In the event the outstanding Shares shall be changed into or exchanged for any other class or series of capital stock or cash, securities or other property pursuant to a recapitalization, reclassification, merger, consolidation, combination or similar transaction, then each Option shall thereafter become exercisable for the number and/or kind of capital stock, and/or the amount of cash, securities or other property so distributed, into which the Shares subject to the Option would have been changed or exchanged had the Option been exercised in full prior to such transaction, provided that, if the kind or amount of capital stock or cash, securities or other property received in such transaction is not the same for each outstanding Share, then the kind or amount of capital stock or cash, securities or other property for which the Option shall thereafter become exercisable shall be the kind and amount so receivable per Share by a plurality of the Shares , and provided further that, if necessary, the provisions of the Option shall be appropriately adjusted so as to be applicable, as nearly as may reasonably be, to any shares of capital stock, cash, securities or other property thereafter issuable or deliverable upon exercise of the Option.

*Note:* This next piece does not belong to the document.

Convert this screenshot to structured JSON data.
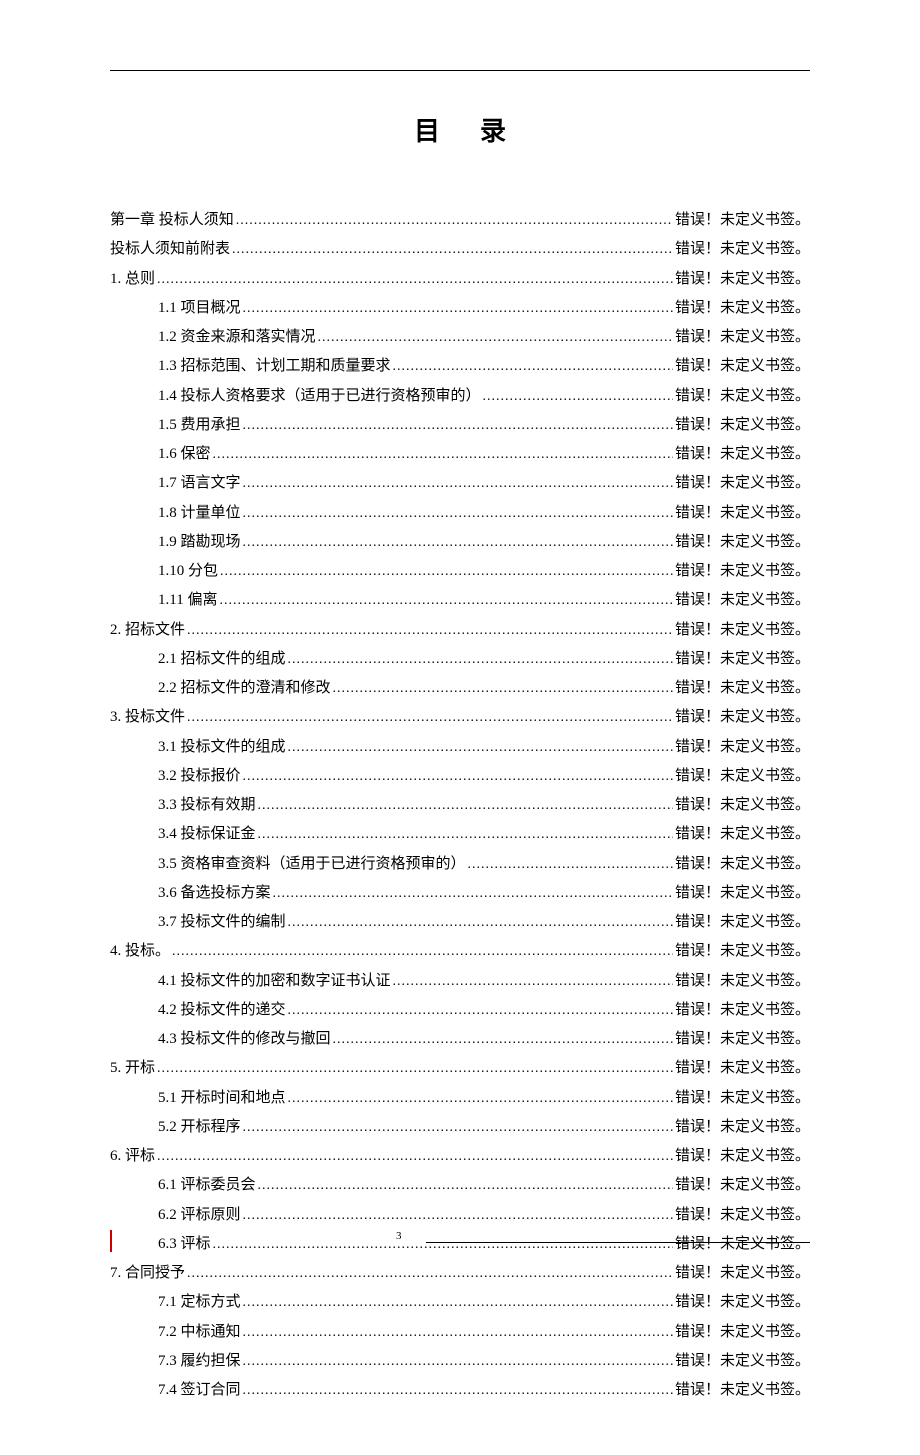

12. ISSUANCE OF SHARES AND COMPLIANCE WITH SECURITIES ACT. The Corporation may postpone the issuance and delivery of Shares upon any exercise of an Option, or upon any lapsing of restriction on any shares of Restricted Stock until (a) the admission of such Shares to listing on any stock exchange on which Shares are then listed and (b) the completion of such registration or other qualification of such Shares under any state or Federal law, rule or regulation as the Corporation shall determine to be necessary or advisable. Any person exercising an Option and any grantee of Restricted Stock shall make such representations and furnish such information as may, in the opinion of counsel for the Corporation, be appropriate to permit the Corporation, in light of the then existence or nonexistence with respect to such Shares of an effective registration statement under the Securities Act of 1933, as from time to time amended, to issue the Shares in compliance with the provisions of that or any comparable act.

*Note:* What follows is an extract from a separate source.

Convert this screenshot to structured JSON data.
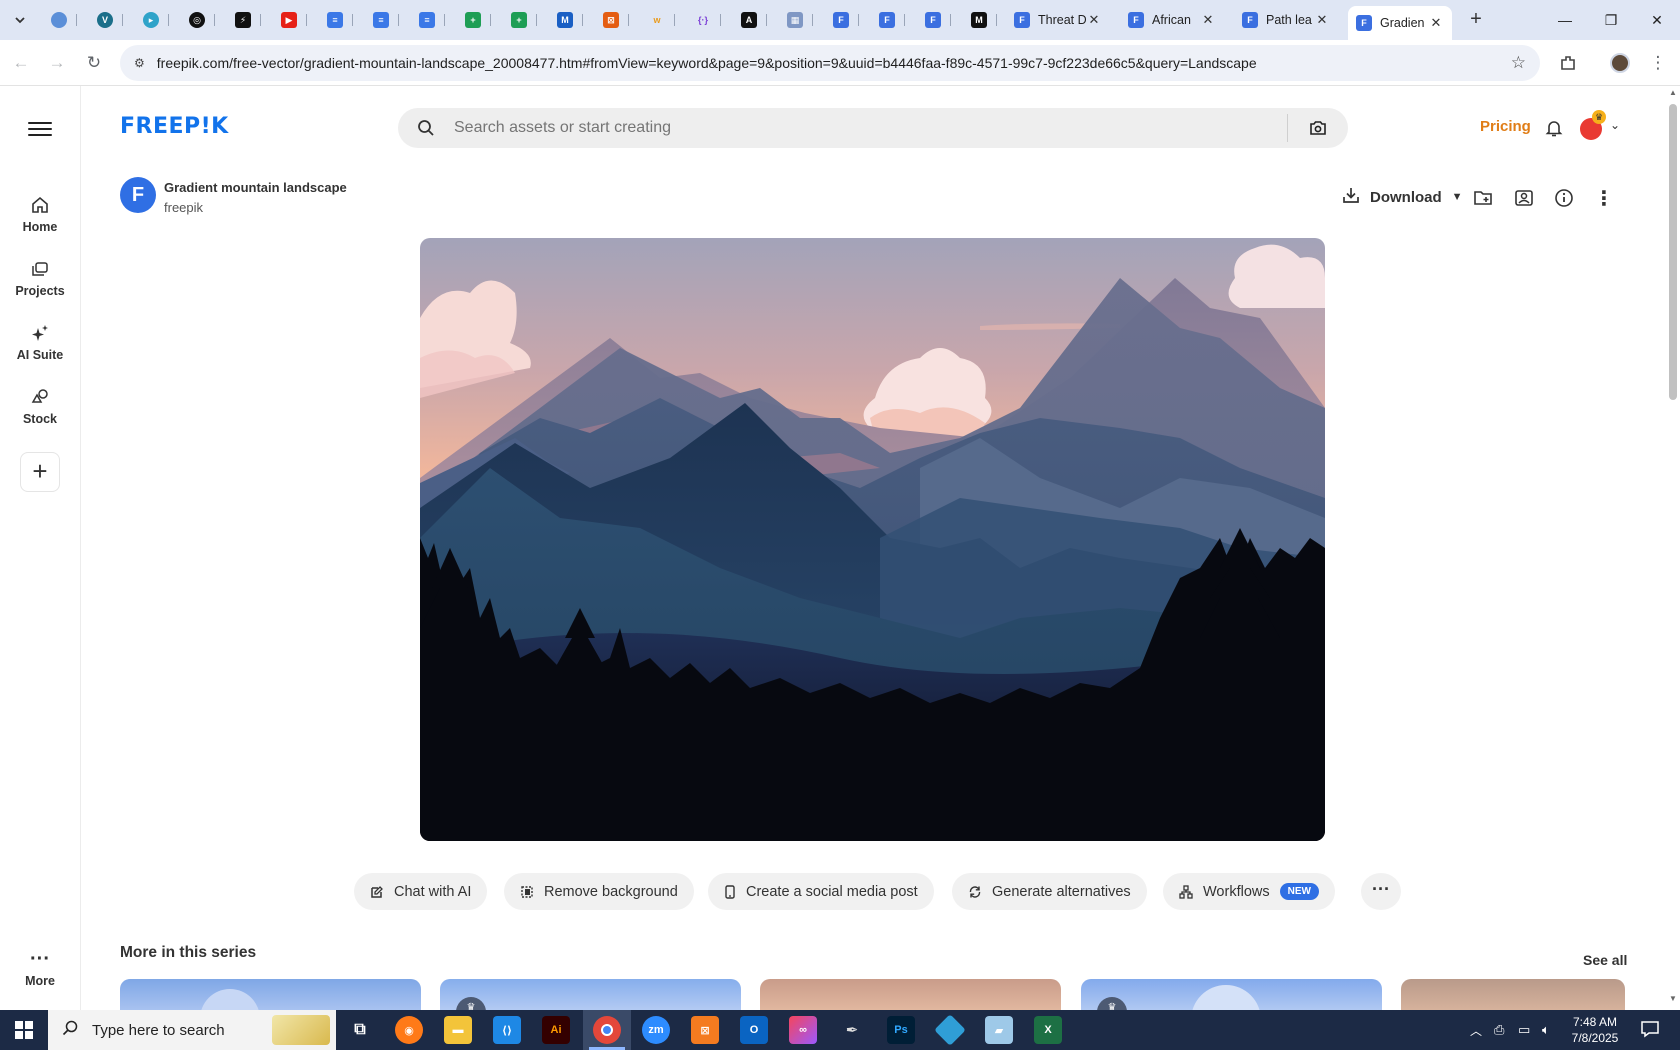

13. AMENDMENT OF THE PLAN. The Committee may at any time discontinue the Plan or the grant of any additional Options or Restricted Stock under the Plan. Except as hereinafter provided, the Committee may from time to time amend the Plan and the terms and conditions of any Options or Restricted Stock not theretofore issued, and the Committee, with the consent of the affected holder of an Option or Restricted Stock, may at any time withdraw or from time to time amend the Plan and the
9
terms and conditions of such Option or Restricted Stock as have been theretofore granted.

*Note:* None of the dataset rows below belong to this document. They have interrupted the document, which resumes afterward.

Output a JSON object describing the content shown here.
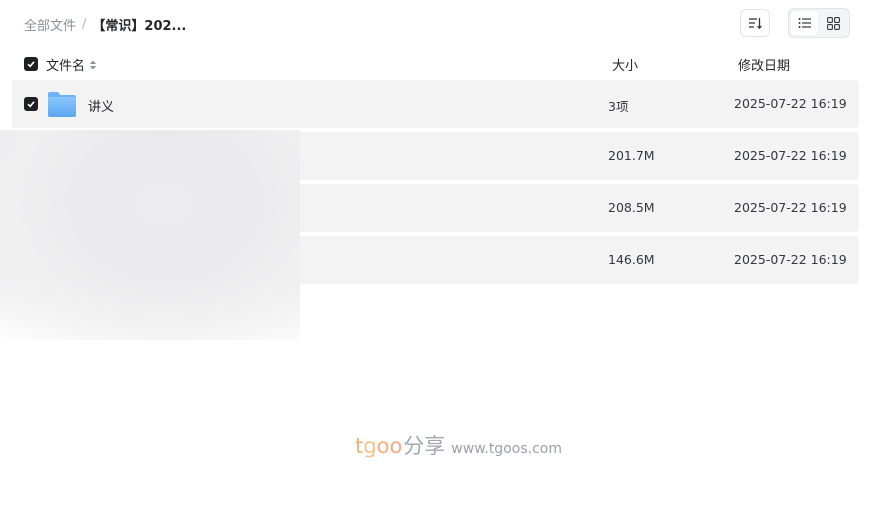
{
  "breadcrumb": {
    "root": "全部文件",
    "separator": "/",
    "current": "【常识】202..."
  },
  "toolbar": {
    "sort_icon": "sort-list-icon",
    "list_view_icon": "list-view-icon",
    "grid_view_icon": "grid-view-icon"
  },
  "table": {
    "headers": {
      "name": "文件名",
      "size": "大小",
      "date": "修改日期"
    },
    "rows": [
      {
        "name": "讲义",
        "size": "3项",
        "date": "2025-07-22 16:19",
        "checked": true,
        "icon": "folder-icon"
      },
      {
        "name": "",
        "size": "201.7M",
        "date": "2025-07-22 16:19",
        "checked": false
      },
      {
        "name": "",
        "size": "208.5M",
        "date": "2025-07-22 16:19",
        "checked": false
      },
      {
        "name": "",
        "size": "146.6M",
        "date": "2025-07-22 16:19",
        "checked": false
      }
    ]
  },
  "watermark": {
    "brand_t": "t",
    "brand_g": "g",
    "brand_o1": "o",
    "brand_o2": "o",
    "share": "分享",
    "url": "www.tgoos.com"
  },
  "colors": {
    "row_bg": "#f3f3f4",
    "checkbox": "#1f2024",
    "folder": "#7ab8f5",
    "watermark_orange": "#f1b27a"
  }
}
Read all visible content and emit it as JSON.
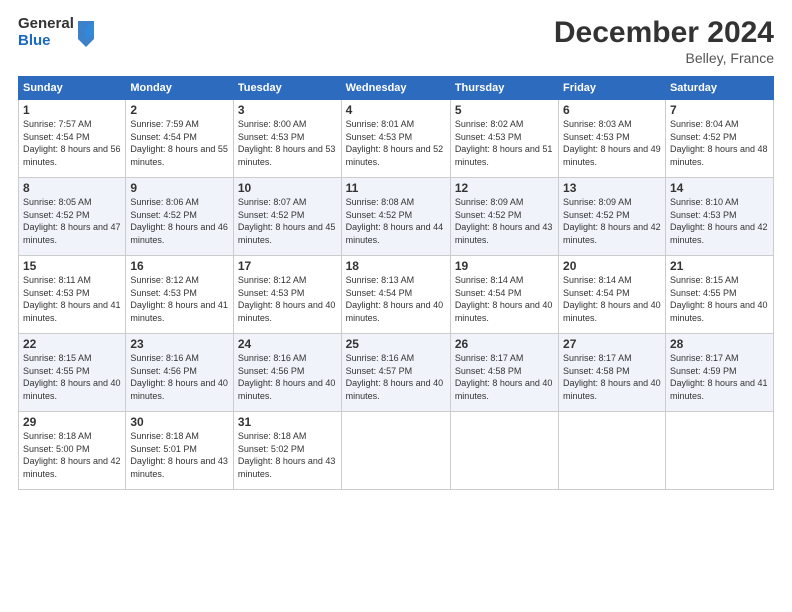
{
  "header": {
    "logo_general": "General",
    "logo_blue": "Blue",
    "month_title": "December 2024",
    "location": "Belley, France"
  },
  "weekdays": [
    "Sunday",
    "Monday",
    "Tuesday",
    "Wednesday",
    "Thursday",
    "Friday",
    "Saturday"
  ],
  "weeks": [
    [
      {
        "day": "1",
        "sunrise": "Sunrise: 7:57 AM",
        "sunset": "Sunset: 4:54 PM",
        "daylight": "Daylight: 8 hours and 56 minutes."
      },
      {
        "day": "2",
        "sunrise": "Sunrise: 7:59 AM",
        "sunset": "Sunset: 4:54 PM",
        "daylight": "Daylight: 8 hours and 55 minutes."
      },
      {
        "day": "3",
        "sunrise": "Sunrise: 8:00 AM",
        "sunset": "Sunset: 4:53 PM",
        "daylight": "Daylight: 8 hours and 53 minutes."
      },
      {
        "day": "4",
        "sunrise": "Sunrise: 8:01 AM",
        "sunset": "Sunset: 4:53 PM",
        "daylight": "Daylight: 8 hours and 52 minutes."
      },
      {
        "day": "5",
        "sunrise": "Sunrise: 8:02 AM",
        "sunset": "Sunset: 4:53 PM",
        "daylight": "Daylight: 8 hours and 51 minutes."
      },
      {
        "day": "6",
        "sunrise": "Sunrise: 8:03 AM",
        "sunset": "Sunset: 4:53 PM",
        "daylight": "Daylight: 8 hours and 49 minutes."
      },
      {
        "day": "7",
        "sunrise": "Sunrise: 8:04 AM",
        "sunset": "Sunset: 4:52 PM",
        "daylight": "Daylight: 8 hours and 48 minutes."
      }
    ],
    [
      {
        "day": "8",
        "sunrise": "Sunrise: 8:05 AM",
        "sunset": "Sunset: 4:52 PM",
        "daylight": "Daylight: 8 hours and 47 minutes."
      },
      {
        "day": "9",
        "sunrise": "Sunrise: 8:06 AM",
        "sunset": "Sunset: 4:52 PM",
        "daylight": "Daylight: 8 hours and 46 minutes."
      },
      {
        "day": "10",
        "sunrise": "Sunrise: 8:07 AM",
        "sunset": "Sunset: 4:52 PM",
        "daylight": "Daylight: 8 hours and 45 minutes."
      },
      {
        "day": "11",
        "sunrise": "Sunrise: 8:08 AM",
        "sunset": "Sunset: 4:52 PM",
        "daylight": "Daylight: 8 hours and 44 minutes."
      },
      {
        "day": "12",
        "sunrise": "Sunrise: 8:09 AM",
        "sunset": "Sunset: 4:52 PM",
        "daylight": "Daylight: 8 hours and 43 minutes."
      },
      {
        "day": "13",
        "sunrise": "Sunrise: 8:09 AM",
        "sunset": "Sunset: 4:52 PM",
        "daylight": "Daylight: 8 hours and 42 minutes."
      },
      {
        "day": "14",
        "sunrise": "Sunrise: 8:10 AM",
        "sunset": "Sunset: 4:53 PM",
        "daylight": "Daylight: 8 hours and 42 minutes."
      }
    ],
    [
      {
        "day": "15",
        "sunrise": "Sunrise: 8:11 AM",
        "sunset": "Sunset: 4:53 PM",
        "daylight": "Daylight: 8 hours and 41 minutes."
      },
      {
        "day": "16",
        "sunrise": "Sunrise: 8:12 AM",
        "sunset": "Sunset: 4:53 PM",
        "daylight": "Daylight: 8 hours and 41 minutes."
      },
      {
        "day": "17",
        "sunrise": "Sunrise: 8:12 AM",
        "sunset": "Sunset: 4:53 PM",
        "daylight": "Daylight: 8 hours and 40 minutes."
      },
      {
        "day": "18",
        "sunrise": "Sunrise: 8:13 AM",
        "sunset": "Sunset: 4:54 PM",
        "daylight": "Daylight: 8 hours and 40 minutes."
      },
      {
        "day": "19",
        "sunrise": "Sunrise: 8:14 AM",
        "sunset": "Sunset: 4:54 PM",
        "daylight": "Daylight: 8 hours and 40 minutes."
      },
      {
        "day": "20",
        "sunrise": "Sunrise: 8:14 AM",
        "sunset": "Sunset: 4:54 PM",
        "daylight": "Daylight: 8 hours and 40 minutes."
      },
      {
        "day": "21",
        "sunrise": "Sunrise: 8:15 AM",
        "sunset": "Sunset: 4:55 PM",
        "daylight": "Daylight: 8 hours and 40 minutes."
      }
    ],
    [
      {
        "day": "22",
        "sunrise": "Sunrise: 8:15 AM",
        "sunset": "Sunset: 4:55 PM",
        "daylight": "Daylight: 8 hours and 40 minutes."
      },
      {
        "day": "23",
        "sunrise": "Sunrise: 8:16 AM",
        "sunset": "Sunset: 4:56 PM",
        "daylight": "Daylight: 8 hours and 40 minutes."
      },
      {
        "day": "24",
        "sunrise": "Sunrise: 8:16 AM",
        "sunset": "Sunset: 4:56 PM",
        "daylight": "Daylight: 8 hours and 40 minutes."
      },
      {
        "day": "25",
        "sunrise": "Sunrise: 8:16 AM",
        "sunset": "Sunset: 4:57 PM",
        "daylight": "Daylight: 8 hours and 40 minutes."
      },
      {
        "day": "26",
        "sunrise": "Sunrise: 8:17 AM",
        "sunset": "Sunset: 4:58 PM",
        "daylight": "Daylight: 8 hours and 40 minutes."
      },
      {
        "day": "27",
        "sunrise": "Sunrise: 8:17 AM",
        "sunset": "Sunset: 4:58 PM",
        "daylight": "Daylight: 8 hours and 40 minutes."
      },
      {
        "day": "28",
        "sunrise": "Sunrise: 8:17 AM",
        "sunset": "Sunset: 4:59 PM",
        "daylight": "Daylight: 8 hours and 41 minutes."
      }
    ],
    [
      {
        "day": "29",
        "sunrise": "Sunrise: 8:18 AM",
        "sunset": "Sunset: 5:00 PM",
        "daylight": "Daylight: 8 hours and 42 minutes."
      },
      {
        "day": "30",
        "sunrise": "Sunrise: 8:18 AM",
        "sunset": "Sunset: 5:01 PM",
        "daylight": "Daylight: 8 hours and 43 minutes."
      },
      {
        "day": "31",
        "sunrise": "Sunrise: 8:18 AM",
        "sunset": "Sunset: 5:02 PM",
        "daylight": "Daylight: 8 hours and 43 minutes."
      },
      null,
      null,
      null,
      null
    ]
  ]
}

14. EFFECTIVENESS AND TERM OF THE PLAN. The Plan shall become effective and in full force and effect upon its approval by the holders of a majority of the Shares present or represented and entitled to vote at the 1996 annual meeting of the stockholders of the Corporation and, unless sooner terminated by the Committee pursuant to Section 13 hereof, the Plan shall terminate on the date ten years after such approval. No Option or Restricted Stock may be granted or awarded after termination of the Plan. Termination of the Plan shall not affect the validity of any Option or Restricted Stock outstanding on the date of such termination.